CD1 mice (5–8 weeks old) were randomised into three groups: normal chow, HFD, and HFD + SGLT2 inhibitor. The normal chow group received standard chow and water for 20 weeks. The HFD group were fed HFD and high-fructose (15%) water for 20 weeks. During the last

six weeks, the HFD + SGLT2 inhibitor group received dapagliflozin (3 g/kg/day) in their drinking water. ECGs and echocardiography were performed at weeks 14 and 20. At 20 weeks, blood and urine samples were collected to measure glucose levels. An Olink® Target 48 proteomic cytokine panel was used to assess changes in protein expression of 45 key cytokines in plasma. Left atrial electrical activity was assessed using cardiac optical mapping, measuring action potential duration (APD) and conduction velocity (CV).
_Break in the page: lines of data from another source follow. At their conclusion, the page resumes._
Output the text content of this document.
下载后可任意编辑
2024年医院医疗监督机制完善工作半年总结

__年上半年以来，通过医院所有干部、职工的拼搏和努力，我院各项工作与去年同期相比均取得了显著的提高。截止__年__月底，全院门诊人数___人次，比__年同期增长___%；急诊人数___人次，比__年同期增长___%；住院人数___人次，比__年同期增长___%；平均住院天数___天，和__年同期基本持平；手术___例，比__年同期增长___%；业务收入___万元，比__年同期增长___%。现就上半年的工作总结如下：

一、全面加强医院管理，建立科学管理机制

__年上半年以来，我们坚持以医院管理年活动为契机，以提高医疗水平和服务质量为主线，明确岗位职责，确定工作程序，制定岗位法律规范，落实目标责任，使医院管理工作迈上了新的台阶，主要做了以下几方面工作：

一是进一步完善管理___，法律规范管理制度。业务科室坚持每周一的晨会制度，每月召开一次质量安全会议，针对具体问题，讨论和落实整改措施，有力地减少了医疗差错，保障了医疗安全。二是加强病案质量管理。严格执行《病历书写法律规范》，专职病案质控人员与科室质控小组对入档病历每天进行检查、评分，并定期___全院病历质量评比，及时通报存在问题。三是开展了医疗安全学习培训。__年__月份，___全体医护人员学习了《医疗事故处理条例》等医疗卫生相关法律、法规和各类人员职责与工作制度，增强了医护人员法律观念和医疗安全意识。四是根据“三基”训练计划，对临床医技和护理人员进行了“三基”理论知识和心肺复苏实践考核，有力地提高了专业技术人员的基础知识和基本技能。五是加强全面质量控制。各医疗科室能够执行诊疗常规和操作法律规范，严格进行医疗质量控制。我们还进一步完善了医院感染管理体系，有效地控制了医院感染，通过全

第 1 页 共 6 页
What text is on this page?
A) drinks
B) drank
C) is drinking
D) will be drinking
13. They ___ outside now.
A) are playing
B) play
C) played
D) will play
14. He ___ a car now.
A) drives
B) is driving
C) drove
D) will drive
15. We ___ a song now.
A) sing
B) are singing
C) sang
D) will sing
Effective refractory

periods (ERP) were assessed using an S1-S2 pacing protocol. Optical mapping data analysis was performed with ElectroMap.

Results:

After 20 weeks, the HFD and HFD+SGLT2 inhibitor groups showed significantly greater body weight gain than the normal chow group (28.32 ± 2.66, 25.89 ± 3.45, and 9.43 ± 0.93 g, respectively; p < 0.0001). As expected, the HFD + SGLT2 inhibitor group showed glucose in

their urine. No differences were observed in left atrial weight, blood glucose, cytokine biomarkers or ECG parameters. Interestingly, the SGLT2 inhibitor group showed increased left ventricular wall thickness (Anterior: 1.413 ± 0.0793, 1.525 ± 0.0539, 1.600 ± 0.0781mm, respectively. p>0.05. Posterior: 1.624 ± 0.0861, 1.683 ± 0.0757, 1.952 ± 0.0929mm, respectively. p<0.05). HFD induced substantive pro-arrhythmic changes in the left atria. HFD shortened APD at 30%, 50% and 80% repolarisation (APD30, APD50, APD80), decreased ERP and slowed left atrial CV, compared to the normal chow group. SGLT2 inhibitors attenuated the repolarisation deficits, by increasing APD30, APD50 and APD80 while reducing APD heterogeneities and attenuated the HFD-induced ERP changes (57.60 ± 3.92, 42.40 ± 3.12, 47.40 ± 3.41ms, respectively; p > 0.05).

Conclusions:

HFD induces pro-arrhythmic changes in murine left atria. Interestingly, this occurs in the absence of changes in systemic cytokine/inflammatory markers. SGLT2 inhibitors exhibited substantive anti-arrhythmic effects by modulating cardiac electrophysiology. These findings suggest that early treatment with SGLT2 inhibitors may prevent obesity-induced atrial electrical remodelling. Further studies in obese animal models and patients are warranted to explore their therapeutic role in arrhythmia prevention.